Na sua última publicação o Investigate Europe denuncia como um conjunto de benefícios fiscais, concebidos por países da União Europeia para atrair investimentos estrangeiros, acaba por canalizar esses capitais para o sector imobiliário, desviando-os de outras atividades onde poderiam ser mais produtivos. Dá-se assim sobreinvestimento num sector que é frequentemente improdutivo e cuja produção é não transacionável, o que contribui para agravar o défice externo. No caso português, estima-se que o desvio de capitais para investimento imobiliário atinja um valor anual superior a dois mil milhões de euros.

É neste contexto que grandes Fundos de Investimento adquirem imobiliário de uma forma não muito transparente – sendo muito difícil rastrear quem são os responsáveis por estes negócios – enquanto contribuem para inflacionar as rendas e os preços dos imóveis. As últimas previsões do Eurostat apontavam para uma subida dos preços das casas de 70% em Portugal nos últimos 12 anos, contra uma subida de 45% para o conjunto da União Europeia.

O que preocupa o Investigate Europe é como estes fundos estendem o negócio imobiliário a vários países europeus – Alemanha, Áustria, Bélgica, Espanha, França, Grécia, Hungria, Itália, Noruega, Portugal, Reino Unido e Suécia – num ambiente de absoluta legalidade, proporcionado pela benevolência dos sistemas fiscais europeus.

Em consequência, habitar está a transformar-se num bem de luxo a que nem todos conseguem aceder. No caso português, o problema não se circunscreve às cidades, sendo os concelhos do interior aqueles onde se registaram as maiores subidas recentes dos preços das casas (INE).

As conclusões do Investigate Europe apontam para a urgência de alterar os sistemas fiscais com o objetivo de corrigir os enviesamentos negativos que estão a causar.

Só que não basta reverter os benefícios fiscais para solucionar o problema. No seu jogo concorrencial para atrair capitais estrangeiros, os países europeus condenaram-se a replicar os comportamentos uns dos outros.
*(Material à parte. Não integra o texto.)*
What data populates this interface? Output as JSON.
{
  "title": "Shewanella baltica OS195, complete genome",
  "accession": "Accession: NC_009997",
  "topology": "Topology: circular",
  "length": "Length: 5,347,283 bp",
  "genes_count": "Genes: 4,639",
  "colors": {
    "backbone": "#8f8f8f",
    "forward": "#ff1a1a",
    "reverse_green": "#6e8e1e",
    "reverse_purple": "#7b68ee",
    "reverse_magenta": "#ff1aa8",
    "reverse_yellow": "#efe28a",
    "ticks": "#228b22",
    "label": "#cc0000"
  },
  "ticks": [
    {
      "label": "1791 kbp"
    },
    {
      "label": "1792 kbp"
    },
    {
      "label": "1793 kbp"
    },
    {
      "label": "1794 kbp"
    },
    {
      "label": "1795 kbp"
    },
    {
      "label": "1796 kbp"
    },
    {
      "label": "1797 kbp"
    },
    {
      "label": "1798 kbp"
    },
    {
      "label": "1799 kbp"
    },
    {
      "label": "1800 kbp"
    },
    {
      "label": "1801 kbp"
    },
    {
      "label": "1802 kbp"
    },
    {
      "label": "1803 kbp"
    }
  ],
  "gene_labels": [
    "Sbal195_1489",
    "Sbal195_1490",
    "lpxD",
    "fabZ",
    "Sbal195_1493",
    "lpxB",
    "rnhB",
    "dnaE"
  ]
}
Numa tragédia dos comuns, onde a combinação de soluções individuais culminou num conjunto de más escolhas para todos, os sistemas fiscais nivelaram-se por baixo, prejudicando a produtividade e encarecendo o nível de vida.

Assim, se é imprescindível aumentar os impostos sobre estes investimentos altamente destorcedores para conseguir controlar a inflação do preço das casas e diminuir o custo da habitação nos cabazes das famílias, também é verdade que nenhum país terá capacidade para captar capitais estrangeiros e direcioná-los para os seus setores mais produtivos e/ou de bens transacionáveis enquanto os parceiros europeus mantiverem os seus respetivos incentivos fiscais.

O problema da concorrência fiscal no sector imobiliário terá de fazer parte da agenda europeia, à semelhança do que aconteceu com os lucros das multinacionais para os quais a Comissão Europeia propôs uma taxa de imposto mínima de 15% para empresas em que a sociedade-mãe ou uma filial esteja sediada na União europeia e que apresentem um volume de negócios superior a 750 milhões de euros.

A análise do Investigate Europe identifica e bem a frente a trabalhar para tornar as economias europeias mais equilibradas e justas do ponto de vista social – eliminar os benefícios fiscais para o sector imobiliário – só precisa de sublinhar quão imprescindível é que esta frente seja trabalhada em conjunto.